Perhaps the best news is that Food Fight also includes a number of optional and expanded rules that allow you to add some life to the game once everybody understands the basics. These include a rule for random student placement at the start of the game, the special "Mystery Meat" food item that can show up randomly, the ability to tip over tables for cover, and the presence of the salad bar which introduces a few new elements like ketchup and mustard pumpers that can be used repeatedly, and salad bowls that are almost guaranteed to stun anybody they hit. Any or all of them can be mixed into the basic rules of the game, and you've got a number of ways to customize your playing experience. And for those who want a limited amount of team play, you can always play two-on-two games of "nerds vs. populars" or some other kind of partnership between characters (Rock might just be willing to stick up for Dwayne if Dwayne's gonna do his homework over the weekend, or Lennie's secret crush on Connie might make him join the fray against somebody who's attacking her. It's high school...anything can happen).

Alas, it's not all fun and games. Food Fight also suffers from a fair degree of predictability, and it's also far more fun from a casual gaming perspective to play as the moderates Connie and Dwayne as opposed to the extremes represented by Lennie and Rock. And the random nature of the game's setup can mean that some students begin with enormous food advantages over others, and that it's perfectly possible to do inordinate amounts of damage with relatively wimpy food items while getting mediocre results with the "better" foods. Plus, just like high school, the game can very easily degenerate into a "pick-on-the-loser" contest with one or two players ganging up on the odd man out. And there's not a whole lot of strategy involved beyond hitting the other players harder and faster than they hit you (though I can personally attest that staying away from the staff entrances and always trying to keep something that has the potential to stun on-hand for emergencies are useful tactics no matter who you are playing as).

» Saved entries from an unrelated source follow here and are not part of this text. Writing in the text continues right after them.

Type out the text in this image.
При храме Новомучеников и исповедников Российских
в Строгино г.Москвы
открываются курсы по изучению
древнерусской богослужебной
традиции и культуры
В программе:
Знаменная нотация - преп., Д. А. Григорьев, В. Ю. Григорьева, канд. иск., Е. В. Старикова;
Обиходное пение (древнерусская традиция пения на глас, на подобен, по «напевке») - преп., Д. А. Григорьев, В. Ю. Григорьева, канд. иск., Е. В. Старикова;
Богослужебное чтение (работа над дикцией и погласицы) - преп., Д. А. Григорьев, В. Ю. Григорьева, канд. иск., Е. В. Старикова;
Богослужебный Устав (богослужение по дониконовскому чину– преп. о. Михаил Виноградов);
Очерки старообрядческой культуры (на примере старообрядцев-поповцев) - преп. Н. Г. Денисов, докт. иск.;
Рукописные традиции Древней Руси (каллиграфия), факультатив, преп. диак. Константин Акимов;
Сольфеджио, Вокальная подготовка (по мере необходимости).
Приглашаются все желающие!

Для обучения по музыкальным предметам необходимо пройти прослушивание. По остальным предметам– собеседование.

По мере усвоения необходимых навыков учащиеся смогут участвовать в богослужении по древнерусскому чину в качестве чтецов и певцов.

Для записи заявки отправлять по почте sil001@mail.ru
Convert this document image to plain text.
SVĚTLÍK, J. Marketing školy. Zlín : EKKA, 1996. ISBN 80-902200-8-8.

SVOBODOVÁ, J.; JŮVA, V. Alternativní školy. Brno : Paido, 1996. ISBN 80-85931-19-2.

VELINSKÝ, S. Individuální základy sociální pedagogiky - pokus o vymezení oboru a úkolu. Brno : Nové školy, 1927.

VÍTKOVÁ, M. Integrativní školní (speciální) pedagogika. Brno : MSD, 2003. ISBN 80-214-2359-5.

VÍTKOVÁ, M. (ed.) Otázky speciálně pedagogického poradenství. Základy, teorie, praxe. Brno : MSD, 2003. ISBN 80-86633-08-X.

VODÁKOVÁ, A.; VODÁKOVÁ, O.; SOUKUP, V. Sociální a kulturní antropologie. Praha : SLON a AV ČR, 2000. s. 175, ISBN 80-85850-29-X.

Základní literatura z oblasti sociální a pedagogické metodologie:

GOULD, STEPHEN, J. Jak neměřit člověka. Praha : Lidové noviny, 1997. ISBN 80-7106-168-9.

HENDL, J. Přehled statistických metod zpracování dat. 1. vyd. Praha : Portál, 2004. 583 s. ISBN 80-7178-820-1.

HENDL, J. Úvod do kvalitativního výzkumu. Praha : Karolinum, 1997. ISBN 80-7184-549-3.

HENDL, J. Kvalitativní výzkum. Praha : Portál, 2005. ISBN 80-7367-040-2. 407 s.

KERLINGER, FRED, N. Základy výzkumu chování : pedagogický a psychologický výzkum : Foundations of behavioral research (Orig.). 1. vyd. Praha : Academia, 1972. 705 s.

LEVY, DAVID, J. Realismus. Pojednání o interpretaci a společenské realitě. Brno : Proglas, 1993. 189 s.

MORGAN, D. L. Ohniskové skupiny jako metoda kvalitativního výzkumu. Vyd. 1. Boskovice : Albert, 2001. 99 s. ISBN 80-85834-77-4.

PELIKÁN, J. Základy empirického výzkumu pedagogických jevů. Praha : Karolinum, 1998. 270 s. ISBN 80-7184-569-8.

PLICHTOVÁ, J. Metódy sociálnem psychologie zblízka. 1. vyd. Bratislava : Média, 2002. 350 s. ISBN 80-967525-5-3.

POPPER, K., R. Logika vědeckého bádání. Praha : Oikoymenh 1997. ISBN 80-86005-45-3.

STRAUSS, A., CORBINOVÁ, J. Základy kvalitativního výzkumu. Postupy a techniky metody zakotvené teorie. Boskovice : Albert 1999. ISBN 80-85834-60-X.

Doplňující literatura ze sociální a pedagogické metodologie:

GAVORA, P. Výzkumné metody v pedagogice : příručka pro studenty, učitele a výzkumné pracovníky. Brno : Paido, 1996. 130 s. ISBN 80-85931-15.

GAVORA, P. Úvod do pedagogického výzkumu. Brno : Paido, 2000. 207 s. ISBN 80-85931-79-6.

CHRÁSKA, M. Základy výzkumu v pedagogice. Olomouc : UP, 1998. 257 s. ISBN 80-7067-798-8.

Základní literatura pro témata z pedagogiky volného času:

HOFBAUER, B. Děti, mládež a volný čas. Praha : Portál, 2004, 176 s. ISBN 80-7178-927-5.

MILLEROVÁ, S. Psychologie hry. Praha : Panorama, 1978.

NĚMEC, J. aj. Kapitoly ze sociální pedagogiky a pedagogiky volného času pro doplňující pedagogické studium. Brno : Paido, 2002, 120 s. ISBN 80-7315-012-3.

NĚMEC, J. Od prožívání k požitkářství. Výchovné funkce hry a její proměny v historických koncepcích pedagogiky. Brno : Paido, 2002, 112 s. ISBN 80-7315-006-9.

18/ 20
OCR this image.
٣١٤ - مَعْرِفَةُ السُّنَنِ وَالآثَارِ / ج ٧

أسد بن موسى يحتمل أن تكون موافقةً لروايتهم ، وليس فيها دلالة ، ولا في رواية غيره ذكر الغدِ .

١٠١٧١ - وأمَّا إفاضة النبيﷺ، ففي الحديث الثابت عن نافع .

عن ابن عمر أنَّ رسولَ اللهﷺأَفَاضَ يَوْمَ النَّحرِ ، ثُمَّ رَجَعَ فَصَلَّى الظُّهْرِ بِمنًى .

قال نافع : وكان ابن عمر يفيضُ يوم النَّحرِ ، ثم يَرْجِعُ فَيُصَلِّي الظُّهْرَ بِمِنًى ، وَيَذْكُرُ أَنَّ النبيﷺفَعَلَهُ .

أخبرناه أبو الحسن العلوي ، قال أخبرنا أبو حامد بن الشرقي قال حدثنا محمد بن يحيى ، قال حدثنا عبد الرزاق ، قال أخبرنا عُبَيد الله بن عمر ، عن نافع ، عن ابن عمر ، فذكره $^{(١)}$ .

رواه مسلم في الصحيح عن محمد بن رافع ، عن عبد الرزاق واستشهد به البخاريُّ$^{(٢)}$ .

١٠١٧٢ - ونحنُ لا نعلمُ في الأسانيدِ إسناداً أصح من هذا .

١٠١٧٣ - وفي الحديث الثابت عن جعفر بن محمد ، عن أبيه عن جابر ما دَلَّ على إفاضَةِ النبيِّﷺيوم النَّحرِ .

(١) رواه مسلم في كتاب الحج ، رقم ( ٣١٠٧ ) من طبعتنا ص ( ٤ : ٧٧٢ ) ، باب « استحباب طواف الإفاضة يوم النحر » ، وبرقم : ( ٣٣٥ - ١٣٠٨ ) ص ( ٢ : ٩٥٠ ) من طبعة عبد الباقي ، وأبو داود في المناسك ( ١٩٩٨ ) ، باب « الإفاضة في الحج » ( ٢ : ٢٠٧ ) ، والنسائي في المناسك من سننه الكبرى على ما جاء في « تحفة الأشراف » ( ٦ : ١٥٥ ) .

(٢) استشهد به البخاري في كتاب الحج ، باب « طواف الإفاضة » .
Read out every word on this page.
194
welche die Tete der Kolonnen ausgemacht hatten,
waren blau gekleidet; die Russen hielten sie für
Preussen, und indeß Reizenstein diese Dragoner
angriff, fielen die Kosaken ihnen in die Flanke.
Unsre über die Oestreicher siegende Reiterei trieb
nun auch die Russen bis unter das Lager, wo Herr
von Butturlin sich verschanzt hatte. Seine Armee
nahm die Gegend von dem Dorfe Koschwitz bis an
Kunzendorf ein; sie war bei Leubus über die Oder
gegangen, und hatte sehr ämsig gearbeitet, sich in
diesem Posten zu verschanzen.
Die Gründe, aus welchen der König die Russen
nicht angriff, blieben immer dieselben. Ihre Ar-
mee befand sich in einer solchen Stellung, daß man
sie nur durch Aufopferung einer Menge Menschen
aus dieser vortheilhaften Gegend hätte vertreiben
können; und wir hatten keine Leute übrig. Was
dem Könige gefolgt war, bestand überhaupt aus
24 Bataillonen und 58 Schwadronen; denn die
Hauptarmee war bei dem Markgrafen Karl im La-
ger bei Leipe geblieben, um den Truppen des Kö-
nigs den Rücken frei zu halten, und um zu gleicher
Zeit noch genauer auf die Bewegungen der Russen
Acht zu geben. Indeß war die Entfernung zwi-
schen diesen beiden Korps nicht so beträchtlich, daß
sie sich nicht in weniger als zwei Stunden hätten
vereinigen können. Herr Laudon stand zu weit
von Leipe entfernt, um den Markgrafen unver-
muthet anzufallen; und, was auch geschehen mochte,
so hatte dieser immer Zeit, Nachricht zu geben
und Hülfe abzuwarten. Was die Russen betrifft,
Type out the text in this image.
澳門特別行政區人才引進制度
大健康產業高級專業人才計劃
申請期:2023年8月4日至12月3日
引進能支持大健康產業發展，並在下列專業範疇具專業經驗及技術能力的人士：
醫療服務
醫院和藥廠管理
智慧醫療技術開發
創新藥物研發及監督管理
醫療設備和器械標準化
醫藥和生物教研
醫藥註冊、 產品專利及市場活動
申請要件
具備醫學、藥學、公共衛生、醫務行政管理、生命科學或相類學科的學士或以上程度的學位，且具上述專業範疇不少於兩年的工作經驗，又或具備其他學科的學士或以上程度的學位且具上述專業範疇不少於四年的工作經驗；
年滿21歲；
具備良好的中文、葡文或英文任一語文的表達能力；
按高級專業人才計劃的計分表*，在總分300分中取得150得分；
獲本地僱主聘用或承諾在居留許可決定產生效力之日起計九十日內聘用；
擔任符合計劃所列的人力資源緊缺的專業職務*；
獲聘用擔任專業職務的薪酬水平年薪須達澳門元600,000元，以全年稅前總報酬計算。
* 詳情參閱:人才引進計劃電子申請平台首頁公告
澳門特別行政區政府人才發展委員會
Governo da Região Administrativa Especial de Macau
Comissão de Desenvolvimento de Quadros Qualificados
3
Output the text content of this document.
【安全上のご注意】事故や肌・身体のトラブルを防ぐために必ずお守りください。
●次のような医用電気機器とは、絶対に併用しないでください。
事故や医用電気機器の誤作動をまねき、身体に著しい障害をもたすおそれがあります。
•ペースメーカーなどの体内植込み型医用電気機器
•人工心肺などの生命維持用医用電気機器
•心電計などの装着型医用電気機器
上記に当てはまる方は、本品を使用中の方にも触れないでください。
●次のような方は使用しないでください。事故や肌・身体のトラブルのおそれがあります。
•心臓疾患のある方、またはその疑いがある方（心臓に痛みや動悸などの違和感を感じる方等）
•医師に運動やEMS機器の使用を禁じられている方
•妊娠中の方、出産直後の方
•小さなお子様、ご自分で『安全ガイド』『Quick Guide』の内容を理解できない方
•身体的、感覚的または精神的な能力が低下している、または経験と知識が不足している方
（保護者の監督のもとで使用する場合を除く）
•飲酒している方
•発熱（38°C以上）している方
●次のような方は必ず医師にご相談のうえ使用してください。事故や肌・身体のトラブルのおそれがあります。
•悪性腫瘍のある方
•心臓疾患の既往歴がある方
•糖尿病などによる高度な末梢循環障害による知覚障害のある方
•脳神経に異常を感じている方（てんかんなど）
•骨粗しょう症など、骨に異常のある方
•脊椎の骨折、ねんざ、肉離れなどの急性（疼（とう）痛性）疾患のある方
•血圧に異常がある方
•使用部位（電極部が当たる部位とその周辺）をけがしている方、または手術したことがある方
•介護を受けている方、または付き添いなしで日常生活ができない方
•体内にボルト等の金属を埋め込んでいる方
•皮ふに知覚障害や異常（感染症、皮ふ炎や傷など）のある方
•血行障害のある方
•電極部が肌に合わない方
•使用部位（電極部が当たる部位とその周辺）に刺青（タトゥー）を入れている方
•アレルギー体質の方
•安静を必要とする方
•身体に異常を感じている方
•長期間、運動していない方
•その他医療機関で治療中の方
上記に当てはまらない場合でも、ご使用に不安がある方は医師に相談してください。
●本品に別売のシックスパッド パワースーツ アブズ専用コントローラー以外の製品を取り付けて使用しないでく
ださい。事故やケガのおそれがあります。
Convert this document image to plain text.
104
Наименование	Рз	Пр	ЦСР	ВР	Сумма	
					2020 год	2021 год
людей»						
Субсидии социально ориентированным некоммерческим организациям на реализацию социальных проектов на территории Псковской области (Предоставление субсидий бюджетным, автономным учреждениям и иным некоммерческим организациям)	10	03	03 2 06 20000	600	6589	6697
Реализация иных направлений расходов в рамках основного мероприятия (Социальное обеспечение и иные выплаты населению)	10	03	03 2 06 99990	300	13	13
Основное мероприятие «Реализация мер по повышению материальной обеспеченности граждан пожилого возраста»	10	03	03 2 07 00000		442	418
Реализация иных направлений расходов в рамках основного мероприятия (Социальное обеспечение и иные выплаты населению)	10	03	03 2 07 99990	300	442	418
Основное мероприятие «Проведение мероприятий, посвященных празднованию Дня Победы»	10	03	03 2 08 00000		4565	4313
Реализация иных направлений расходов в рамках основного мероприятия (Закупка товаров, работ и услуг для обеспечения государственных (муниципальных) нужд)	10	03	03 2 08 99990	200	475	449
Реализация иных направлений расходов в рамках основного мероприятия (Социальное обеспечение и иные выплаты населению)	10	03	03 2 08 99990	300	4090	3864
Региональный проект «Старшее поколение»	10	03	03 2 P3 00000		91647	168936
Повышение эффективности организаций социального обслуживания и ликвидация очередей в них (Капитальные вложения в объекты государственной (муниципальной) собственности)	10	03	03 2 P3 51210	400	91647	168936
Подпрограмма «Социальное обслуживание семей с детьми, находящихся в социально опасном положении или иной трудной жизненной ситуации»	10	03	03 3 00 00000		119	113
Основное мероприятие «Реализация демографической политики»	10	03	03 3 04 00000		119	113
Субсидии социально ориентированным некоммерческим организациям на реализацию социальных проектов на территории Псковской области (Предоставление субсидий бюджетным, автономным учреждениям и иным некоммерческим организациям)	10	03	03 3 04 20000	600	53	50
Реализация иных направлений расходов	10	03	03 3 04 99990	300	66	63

But the bottom line really is that Food Fight is meant to be fast, silly, somewhat cruel, and often unfair (just like high school). As long as its played with that understanding, the game will produce plenty of laughs. And, unlike high school, nobody's feelings will be hurt at the end. Plus, you get the added bonuses of making your close friend wear a bunch of peas, strewing garbage all over the floor, and hurling milk and tea with wild abandon without having to clean anything up afterwards. You'll probably get bored with it after a couple rounds, but it still holds a somewhat neat little charm that can make you laugh and it's a great choice to be pulled out when you don't have enough time to get into something more time-consuming. It gets boring with just two people going back and forth, but a four-player game is enjoyable chaos that is fun for all ages, but especially for those who are young at heart. Die-hard strategists or those who prefer more tactical-style gameplay will be disappointed, there's no blood-n-guts to appease the likes of bloodthirsty gamers, and anybody looking for a deep story will be sorely disappointed at the two-dimensional, stereotypical aspects of the characters. On the other hand, it's easy to set up, quick to learn, and simple to teach others. What more could you want for your Friday night quick gaming fix? So flip a table, grab a tray, and join the fight!